Vrijspraak van verdachte in hoger beroep na terugverwijzing door de Hoge Raad

In deze zaak heeft het Gerechtshof Den Haag op 16 oktober 2017 uitspraak gedaan in hoger beroep tegen een vonnis van de rechtbank Amsterdam. De verdachte was eerder vrijgesproken van de tenlastegelegde feiten, maar de Hoge Raad had de zaak terugverwezen naar het hof voor herbeoordeling. Het hof heeft vastgesteld dat er belastende verklaringen over de verdachte zijn afgelegd, maar dat deze niet voldoende overtuigend zijn om tot een bewezenverklaring te komen. Het hof concludeert dat de mogelijkheid bestaat dat een ander dan de verdachte de derde overvaller was, en dat de belastende verklaringen onvoldoende bewijs bieden voor de betrokkenheid van de verdachte bij de overval. Daarom spreekt het hof de verdachte vrij van het onder 1 ten laste gelegde feit, te weten diefstal met geweld. Tevens zijn de vorderingen van de benadeelde partijen niet-ontvankelijk verklaard, aangezien de verdachte is vrijgesproken van de tenlastelegging. Het hof heeft de zaak behandeld op basis van het onderzoek ter terechtzitting in eerste aanleg en het hoger beroep, waarbij de advocaat-generaal en de verdediging hun standpunten hebben gepresenteerd.

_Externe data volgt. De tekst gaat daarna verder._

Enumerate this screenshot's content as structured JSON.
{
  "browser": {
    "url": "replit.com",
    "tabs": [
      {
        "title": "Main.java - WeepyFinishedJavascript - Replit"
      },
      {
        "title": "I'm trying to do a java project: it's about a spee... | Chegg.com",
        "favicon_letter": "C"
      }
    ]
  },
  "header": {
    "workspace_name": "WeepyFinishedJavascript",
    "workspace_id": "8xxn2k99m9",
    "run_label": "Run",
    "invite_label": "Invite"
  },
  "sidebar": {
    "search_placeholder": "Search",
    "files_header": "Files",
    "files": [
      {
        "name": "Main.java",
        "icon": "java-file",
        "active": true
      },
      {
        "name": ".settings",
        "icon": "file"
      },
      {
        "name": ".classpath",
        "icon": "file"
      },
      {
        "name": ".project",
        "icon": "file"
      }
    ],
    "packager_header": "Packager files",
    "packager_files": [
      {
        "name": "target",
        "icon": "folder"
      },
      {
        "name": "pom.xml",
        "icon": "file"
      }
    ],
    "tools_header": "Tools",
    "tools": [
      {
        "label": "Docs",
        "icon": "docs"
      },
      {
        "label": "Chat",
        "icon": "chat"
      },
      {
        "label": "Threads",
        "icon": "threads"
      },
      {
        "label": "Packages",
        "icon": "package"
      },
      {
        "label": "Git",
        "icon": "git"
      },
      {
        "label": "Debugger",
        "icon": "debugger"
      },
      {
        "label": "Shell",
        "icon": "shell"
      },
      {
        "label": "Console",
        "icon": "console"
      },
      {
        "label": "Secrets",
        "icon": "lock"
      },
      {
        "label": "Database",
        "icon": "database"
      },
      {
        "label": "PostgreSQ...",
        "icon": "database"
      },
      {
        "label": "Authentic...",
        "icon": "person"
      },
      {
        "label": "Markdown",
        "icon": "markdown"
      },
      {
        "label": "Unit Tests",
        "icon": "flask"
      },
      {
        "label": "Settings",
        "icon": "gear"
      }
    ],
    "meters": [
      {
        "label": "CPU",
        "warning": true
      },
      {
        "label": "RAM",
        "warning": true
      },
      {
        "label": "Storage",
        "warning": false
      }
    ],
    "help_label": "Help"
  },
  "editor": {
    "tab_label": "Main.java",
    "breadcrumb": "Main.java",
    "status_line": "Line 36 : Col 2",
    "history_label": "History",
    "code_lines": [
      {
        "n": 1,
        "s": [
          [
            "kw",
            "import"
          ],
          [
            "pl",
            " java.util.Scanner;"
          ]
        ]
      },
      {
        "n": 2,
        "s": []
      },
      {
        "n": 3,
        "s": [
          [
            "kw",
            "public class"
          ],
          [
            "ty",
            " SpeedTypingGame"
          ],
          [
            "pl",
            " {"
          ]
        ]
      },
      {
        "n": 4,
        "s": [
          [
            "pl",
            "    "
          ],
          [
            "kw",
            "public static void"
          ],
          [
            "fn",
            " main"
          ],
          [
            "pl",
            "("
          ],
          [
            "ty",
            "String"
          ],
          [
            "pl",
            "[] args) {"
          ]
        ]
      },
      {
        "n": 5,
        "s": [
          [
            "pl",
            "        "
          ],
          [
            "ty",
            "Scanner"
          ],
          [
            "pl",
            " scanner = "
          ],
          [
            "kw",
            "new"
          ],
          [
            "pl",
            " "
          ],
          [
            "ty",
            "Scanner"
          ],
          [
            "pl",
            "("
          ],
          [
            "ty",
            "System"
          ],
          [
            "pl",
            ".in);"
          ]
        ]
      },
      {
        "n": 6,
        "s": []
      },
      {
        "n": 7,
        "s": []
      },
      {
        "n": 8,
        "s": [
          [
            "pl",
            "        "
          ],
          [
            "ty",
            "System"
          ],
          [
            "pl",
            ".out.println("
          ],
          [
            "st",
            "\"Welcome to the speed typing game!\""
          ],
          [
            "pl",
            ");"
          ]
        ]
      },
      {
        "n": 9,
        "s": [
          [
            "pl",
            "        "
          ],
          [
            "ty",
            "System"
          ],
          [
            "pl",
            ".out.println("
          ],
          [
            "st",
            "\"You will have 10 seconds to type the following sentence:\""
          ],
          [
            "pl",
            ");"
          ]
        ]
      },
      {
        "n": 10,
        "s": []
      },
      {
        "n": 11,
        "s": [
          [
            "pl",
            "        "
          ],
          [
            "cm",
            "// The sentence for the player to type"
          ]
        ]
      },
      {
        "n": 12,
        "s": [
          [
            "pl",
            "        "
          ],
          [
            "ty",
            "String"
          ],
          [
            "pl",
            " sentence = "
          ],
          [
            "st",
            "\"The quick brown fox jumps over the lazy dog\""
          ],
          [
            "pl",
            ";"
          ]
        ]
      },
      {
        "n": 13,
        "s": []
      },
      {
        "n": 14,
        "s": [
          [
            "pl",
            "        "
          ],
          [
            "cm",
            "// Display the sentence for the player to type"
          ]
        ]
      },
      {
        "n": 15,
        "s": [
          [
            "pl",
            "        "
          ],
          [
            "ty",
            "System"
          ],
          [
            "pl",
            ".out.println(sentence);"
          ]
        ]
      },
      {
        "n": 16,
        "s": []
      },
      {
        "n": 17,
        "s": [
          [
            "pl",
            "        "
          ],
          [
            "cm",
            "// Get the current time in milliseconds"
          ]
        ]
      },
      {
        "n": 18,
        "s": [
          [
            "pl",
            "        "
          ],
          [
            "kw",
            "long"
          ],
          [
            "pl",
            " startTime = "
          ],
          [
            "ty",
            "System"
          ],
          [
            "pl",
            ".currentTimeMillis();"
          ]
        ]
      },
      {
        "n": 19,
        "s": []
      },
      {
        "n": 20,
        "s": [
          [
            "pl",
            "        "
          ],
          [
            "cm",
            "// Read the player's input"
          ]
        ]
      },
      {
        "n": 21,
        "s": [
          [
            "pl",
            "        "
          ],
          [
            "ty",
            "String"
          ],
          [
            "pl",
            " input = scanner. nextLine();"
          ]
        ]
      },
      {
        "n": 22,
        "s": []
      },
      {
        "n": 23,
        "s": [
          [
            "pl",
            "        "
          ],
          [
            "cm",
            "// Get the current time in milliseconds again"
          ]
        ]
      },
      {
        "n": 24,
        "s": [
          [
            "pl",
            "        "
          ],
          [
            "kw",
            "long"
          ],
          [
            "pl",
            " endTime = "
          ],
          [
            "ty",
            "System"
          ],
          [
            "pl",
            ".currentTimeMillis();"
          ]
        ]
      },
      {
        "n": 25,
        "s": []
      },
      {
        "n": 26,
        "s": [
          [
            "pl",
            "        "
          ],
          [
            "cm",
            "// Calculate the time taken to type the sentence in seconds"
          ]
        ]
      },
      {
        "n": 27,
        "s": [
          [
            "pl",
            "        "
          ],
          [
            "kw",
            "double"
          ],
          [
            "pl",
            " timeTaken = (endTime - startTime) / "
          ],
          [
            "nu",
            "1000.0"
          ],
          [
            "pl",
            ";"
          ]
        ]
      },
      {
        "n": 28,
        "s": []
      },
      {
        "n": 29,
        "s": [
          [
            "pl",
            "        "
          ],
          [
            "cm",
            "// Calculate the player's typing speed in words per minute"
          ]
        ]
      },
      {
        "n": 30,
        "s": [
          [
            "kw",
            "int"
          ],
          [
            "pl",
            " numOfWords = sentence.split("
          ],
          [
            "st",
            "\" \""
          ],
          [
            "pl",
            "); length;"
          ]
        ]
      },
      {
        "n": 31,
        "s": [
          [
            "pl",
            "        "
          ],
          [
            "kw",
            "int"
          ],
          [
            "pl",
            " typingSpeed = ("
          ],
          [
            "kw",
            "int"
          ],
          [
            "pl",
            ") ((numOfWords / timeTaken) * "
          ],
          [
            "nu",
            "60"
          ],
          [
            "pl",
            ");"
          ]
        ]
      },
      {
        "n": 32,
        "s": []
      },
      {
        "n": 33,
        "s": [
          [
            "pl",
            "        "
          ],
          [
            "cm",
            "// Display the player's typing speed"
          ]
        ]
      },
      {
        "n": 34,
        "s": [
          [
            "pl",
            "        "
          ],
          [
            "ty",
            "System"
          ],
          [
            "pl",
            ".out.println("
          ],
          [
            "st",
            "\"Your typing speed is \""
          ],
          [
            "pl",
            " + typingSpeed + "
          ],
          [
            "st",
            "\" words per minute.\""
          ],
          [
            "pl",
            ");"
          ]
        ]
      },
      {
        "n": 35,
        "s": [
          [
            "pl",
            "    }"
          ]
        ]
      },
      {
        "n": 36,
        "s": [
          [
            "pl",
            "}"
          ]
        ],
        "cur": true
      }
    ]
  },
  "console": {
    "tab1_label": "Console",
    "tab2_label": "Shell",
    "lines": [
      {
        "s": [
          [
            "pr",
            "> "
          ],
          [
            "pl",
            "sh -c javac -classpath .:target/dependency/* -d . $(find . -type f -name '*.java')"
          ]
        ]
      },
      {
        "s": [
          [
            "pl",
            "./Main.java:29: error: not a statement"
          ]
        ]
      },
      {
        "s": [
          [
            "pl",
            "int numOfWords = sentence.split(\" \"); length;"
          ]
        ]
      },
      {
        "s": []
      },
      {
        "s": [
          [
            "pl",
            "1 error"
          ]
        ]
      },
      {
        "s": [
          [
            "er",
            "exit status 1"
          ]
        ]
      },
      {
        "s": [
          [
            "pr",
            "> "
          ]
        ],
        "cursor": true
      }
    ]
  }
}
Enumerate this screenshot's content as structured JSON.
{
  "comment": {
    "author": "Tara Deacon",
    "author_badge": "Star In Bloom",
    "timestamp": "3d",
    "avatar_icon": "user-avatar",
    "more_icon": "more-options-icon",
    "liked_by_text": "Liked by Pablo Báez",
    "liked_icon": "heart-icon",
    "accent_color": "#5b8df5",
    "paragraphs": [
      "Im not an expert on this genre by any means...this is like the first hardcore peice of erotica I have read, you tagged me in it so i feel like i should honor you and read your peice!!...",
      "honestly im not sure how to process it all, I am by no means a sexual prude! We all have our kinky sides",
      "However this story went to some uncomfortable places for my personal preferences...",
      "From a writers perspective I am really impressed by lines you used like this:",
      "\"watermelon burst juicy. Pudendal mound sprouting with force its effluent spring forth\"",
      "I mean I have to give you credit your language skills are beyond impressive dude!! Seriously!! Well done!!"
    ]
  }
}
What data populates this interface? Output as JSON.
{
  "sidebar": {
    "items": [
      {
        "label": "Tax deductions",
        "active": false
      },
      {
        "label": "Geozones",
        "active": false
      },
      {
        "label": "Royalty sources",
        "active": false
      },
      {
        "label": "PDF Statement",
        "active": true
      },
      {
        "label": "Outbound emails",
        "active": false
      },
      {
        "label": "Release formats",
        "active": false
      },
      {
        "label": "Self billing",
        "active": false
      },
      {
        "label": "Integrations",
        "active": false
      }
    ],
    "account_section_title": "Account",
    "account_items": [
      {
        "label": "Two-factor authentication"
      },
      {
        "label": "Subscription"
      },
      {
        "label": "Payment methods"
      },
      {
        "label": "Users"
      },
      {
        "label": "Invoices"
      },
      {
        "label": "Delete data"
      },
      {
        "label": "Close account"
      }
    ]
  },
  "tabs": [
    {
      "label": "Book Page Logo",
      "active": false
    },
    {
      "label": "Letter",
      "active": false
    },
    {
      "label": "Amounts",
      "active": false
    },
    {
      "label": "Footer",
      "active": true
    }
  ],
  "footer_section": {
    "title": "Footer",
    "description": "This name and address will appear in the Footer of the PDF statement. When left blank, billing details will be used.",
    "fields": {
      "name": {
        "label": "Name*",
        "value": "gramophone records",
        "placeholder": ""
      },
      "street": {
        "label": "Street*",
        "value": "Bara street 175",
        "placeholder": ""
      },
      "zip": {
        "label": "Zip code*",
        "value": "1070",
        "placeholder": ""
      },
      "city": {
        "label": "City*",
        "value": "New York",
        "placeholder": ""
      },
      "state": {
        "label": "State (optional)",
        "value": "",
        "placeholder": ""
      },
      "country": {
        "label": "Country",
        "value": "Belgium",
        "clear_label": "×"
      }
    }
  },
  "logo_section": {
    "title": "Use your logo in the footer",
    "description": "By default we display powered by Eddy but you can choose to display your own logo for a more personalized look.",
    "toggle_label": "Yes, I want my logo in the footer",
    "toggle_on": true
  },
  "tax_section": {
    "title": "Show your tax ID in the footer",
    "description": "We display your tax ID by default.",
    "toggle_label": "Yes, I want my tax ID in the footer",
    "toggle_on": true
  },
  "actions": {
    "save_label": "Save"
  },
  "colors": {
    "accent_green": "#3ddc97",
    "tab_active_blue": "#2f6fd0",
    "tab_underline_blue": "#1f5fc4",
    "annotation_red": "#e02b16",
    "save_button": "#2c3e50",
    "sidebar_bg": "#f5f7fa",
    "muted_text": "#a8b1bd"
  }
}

De uitspraak is gedaan in een meervoudige kamer voor strafzaken.

Uitspraak

Rolnummer: 22-002947-16
Parketnummer: 13-676902-12
Datum uitspraak: 16 oktober 2017
TEGENSPRAAK

Gerechtshof Den Haag

meervoudige kamer voor strafzaken

Arrest

gewezen op het hoger beroep tegen het vonnis van de rechtbank Amsterdam van 4 september 2013 in de strafzaak tegen de verdachte:

[verdachte],

geboren te [geboorteplaats] (Afghanistan) op [geboortejaar] 1992,
[adres].
Onderzoek van de zaak
Dit arrest is gewezen naar aanleiding van het onderzoek op de terechtzitting in eerste aanleg en – na verwijzing van de zaak door de Hoge Raad der Nederlanden (verder: de Hoge Raad) - het onderzoek ter terechtzitting in hoger beroep van dit hof op 2 oktober 2017.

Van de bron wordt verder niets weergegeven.